LUX Prize increases audience for European films

Written by Conall Devaney The LUX Prize 2014 was today awarded to ‘Ida’ directed by Paweł Pawlikowski, succeeding last year’s…

Written by Conall Devaney

The LUX Prize 2014 was today awarded to ‘Ida’ directed by Paweł Pawlikowski, succeeding last year’s winner, ‘The Broken Circle Breakdown’ by Felix van Groeningen. The vote among MEPs between the three shortlisted films concluded yesterday, with the prize awarded during the European Parliament’s monthly plenary session in Strasbourg.


The LUX Prize was established by the European Parliament in 2007 with the aim of promoting the European film industry. To this end, it is not just the winning film that benefits, but all three of the productions shortlisted. The Parliament provides the three films with subtitles in all 24 official languages of the EU thus enabling them to reach a much wider audience than would otherwise be possible. The screenings take place during the so called LUX Film Days.

The idea behind the initiative is to spotlight film productions that tackle some of the key political and social issues in Europe today. The Parliament views cinema as an ideal medium for reaching a wider European audience and thereby stimulating EU-wide debate on important issues.

The publicity gained through the award process alone helps the films enormously, opening them up to a pan-European audience which would have been unattainable had they remained within the country of production.
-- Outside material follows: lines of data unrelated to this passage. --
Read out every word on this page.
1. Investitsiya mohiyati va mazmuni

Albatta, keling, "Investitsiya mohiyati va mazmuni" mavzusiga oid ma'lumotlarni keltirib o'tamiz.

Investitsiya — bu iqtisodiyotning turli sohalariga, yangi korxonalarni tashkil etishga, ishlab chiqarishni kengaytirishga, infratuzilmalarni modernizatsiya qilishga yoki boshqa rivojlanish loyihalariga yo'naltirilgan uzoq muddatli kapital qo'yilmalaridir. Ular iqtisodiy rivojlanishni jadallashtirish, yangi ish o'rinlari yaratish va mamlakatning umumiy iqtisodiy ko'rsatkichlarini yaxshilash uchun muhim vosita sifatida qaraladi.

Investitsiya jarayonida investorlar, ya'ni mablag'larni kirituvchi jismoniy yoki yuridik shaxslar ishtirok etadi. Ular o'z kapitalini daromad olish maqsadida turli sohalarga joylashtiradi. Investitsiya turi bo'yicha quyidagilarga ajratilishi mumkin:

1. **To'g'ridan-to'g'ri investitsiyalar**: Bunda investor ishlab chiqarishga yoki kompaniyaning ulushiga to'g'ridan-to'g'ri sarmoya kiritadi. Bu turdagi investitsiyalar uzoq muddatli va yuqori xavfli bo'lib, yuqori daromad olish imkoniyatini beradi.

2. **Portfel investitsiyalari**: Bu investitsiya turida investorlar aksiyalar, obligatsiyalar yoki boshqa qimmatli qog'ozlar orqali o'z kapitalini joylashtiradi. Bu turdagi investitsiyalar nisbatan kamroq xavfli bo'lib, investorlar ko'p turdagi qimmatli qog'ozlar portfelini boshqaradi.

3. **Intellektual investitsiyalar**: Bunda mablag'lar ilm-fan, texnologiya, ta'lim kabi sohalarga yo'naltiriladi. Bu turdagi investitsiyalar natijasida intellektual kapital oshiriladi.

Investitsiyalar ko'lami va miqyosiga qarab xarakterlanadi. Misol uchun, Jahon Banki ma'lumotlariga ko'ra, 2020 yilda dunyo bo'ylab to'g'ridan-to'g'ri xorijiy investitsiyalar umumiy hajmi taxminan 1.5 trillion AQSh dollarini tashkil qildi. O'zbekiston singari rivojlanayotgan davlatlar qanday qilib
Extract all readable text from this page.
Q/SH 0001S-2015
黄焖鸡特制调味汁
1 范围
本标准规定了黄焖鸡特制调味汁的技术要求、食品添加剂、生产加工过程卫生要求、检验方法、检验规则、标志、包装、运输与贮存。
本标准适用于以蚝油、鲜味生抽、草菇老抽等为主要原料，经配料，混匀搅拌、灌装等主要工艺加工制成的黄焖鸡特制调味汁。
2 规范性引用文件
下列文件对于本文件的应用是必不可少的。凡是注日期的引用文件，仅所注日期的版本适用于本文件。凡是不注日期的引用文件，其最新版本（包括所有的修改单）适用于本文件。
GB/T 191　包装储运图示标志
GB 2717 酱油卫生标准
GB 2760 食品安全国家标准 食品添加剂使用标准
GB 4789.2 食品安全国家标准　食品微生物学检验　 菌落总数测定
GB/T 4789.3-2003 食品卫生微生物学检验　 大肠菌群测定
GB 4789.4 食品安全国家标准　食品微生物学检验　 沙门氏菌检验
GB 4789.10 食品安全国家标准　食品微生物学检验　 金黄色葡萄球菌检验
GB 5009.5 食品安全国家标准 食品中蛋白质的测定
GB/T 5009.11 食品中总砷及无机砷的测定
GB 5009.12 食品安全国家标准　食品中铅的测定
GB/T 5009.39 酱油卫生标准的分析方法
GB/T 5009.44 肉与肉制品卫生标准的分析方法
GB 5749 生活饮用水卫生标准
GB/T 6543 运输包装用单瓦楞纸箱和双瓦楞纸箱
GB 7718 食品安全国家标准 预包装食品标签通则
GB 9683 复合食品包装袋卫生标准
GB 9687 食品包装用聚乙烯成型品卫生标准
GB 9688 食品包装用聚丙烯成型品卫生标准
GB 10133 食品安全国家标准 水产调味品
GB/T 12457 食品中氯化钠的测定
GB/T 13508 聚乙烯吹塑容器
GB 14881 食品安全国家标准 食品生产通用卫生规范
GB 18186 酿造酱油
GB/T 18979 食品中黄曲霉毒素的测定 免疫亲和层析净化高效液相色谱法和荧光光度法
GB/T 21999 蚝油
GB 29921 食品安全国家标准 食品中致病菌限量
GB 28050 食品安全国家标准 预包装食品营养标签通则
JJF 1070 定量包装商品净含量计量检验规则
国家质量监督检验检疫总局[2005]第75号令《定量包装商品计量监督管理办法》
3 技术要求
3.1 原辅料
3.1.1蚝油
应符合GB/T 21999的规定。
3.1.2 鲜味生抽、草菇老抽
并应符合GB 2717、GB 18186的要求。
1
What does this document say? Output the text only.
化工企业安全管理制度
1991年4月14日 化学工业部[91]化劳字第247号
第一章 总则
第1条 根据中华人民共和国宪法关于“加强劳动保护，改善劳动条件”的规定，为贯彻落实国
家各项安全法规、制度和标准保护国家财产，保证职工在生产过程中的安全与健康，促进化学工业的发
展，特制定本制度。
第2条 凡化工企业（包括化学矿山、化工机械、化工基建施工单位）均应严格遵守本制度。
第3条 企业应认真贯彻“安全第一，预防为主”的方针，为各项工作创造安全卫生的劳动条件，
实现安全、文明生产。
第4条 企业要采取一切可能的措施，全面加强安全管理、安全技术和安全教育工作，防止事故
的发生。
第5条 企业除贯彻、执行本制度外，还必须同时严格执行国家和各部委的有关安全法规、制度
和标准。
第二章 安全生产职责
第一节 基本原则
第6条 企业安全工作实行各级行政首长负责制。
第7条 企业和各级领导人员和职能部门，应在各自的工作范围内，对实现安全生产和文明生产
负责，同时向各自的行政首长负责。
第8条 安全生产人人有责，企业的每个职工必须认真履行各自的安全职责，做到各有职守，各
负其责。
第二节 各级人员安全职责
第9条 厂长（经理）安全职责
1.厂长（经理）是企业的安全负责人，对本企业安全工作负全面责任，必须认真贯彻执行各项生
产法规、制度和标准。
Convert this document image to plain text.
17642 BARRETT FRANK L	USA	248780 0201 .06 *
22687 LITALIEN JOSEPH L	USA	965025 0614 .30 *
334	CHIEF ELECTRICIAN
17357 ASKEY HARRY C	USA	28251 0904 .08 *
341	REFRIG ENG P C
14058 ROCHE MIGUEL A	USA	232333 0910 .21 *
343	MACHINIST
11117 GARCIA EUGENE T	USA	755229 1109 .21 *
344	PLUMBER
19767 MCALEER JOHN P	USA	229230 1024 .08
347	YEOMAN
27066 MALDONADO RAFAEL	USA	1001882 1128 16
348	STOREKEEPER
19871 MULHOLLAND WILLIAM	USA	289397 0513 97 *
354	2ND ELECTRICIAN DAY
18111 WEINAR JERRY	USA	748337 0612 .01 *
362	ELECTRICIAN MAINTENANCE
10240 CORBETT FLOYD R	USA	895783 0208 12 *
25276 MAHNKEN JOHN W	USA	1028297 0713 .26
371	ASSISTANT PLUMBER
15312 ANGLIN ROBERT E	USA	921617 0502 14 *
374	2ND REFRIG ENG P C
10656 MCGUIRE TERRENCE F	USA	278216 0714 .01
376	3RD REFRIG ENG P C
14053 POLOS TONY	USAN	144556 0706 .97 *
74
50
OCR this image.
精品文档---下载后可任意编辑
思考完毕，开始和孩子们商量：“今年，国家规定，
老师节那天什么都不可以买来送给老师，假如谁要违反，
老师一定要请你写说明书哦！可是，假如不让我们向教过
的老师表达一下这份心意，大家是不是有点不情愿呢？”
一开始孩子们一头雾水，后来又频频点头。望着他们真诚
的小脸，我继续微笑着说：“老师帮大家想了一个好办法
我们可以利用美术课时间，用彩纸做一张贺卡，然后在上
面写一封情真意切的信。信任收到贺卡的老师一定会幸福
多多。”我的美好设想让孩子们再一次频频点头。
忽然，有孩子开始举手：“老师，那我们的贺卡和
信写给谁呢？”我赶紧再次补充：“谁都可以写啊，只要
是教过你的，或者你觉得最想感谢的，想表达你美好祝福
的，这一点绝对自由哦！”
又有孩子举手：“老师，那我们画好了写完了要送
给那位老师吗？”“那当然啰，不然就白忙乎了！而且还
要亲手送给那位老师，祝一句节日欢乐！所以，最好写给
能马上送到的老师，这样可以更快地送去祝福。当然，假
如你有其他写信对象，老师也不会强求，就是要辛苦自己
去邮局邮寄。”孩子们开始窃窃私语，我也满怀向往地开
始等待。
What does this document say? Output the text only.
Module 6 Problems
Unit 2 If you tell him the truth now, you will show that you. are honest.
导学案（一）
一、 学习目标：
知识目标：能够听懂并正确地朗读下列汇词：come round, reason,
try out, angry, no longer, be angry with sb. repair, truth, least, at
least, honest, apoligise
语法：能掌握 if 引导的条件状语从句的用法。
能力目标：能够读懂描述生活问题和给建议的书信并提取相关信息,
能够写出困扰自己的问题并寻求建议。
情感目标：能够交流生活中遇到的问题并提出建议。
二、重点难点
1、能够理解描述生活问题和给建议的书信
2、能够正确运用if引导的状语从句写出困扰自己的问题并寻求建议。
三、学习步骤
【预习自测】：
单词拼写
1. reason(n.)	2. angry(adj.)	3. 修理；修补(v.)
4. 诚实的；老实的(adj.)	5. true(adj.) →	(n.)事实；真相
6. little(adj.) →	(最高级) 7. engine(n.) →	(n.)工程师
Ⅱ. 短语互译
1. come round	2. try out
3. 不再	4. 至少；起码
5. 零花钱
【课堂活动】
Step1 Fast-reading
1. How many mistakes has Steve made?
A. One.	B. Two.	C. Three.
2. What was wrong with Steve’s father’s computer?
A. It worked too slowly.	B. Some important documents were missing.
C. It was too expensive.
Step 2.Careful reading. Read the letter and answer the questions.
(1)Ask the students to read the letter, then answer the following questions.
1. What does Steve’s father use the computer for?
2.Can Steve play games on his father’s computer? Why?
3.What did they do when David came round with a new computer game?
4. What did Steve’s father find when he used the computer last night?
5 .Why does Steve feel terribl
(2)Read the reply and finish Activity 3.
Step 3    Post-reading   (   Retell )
The LUX Prize also sheds light on many of the problems facing the European film industry – read the briefing from EPRS to learn more on these. Besides the obvious language barrier (which the LUX Prize initiative seeks to overcome) the European film industry faces many challenges, particularly when faced with competition from Hollywood. In its 2014 Communication on the European film in the digital era Bridging cultural diversity and competitiveness, the European Commission highlighted a lack of financing, a limited attention to distribution and promotion, and the lack of cross-border cooperation and international projects as contributing to the European film industry’s difficulties.

While the LUX Prize in itself does not answer these problems it goes some way to providing much needed publicity to the European industry.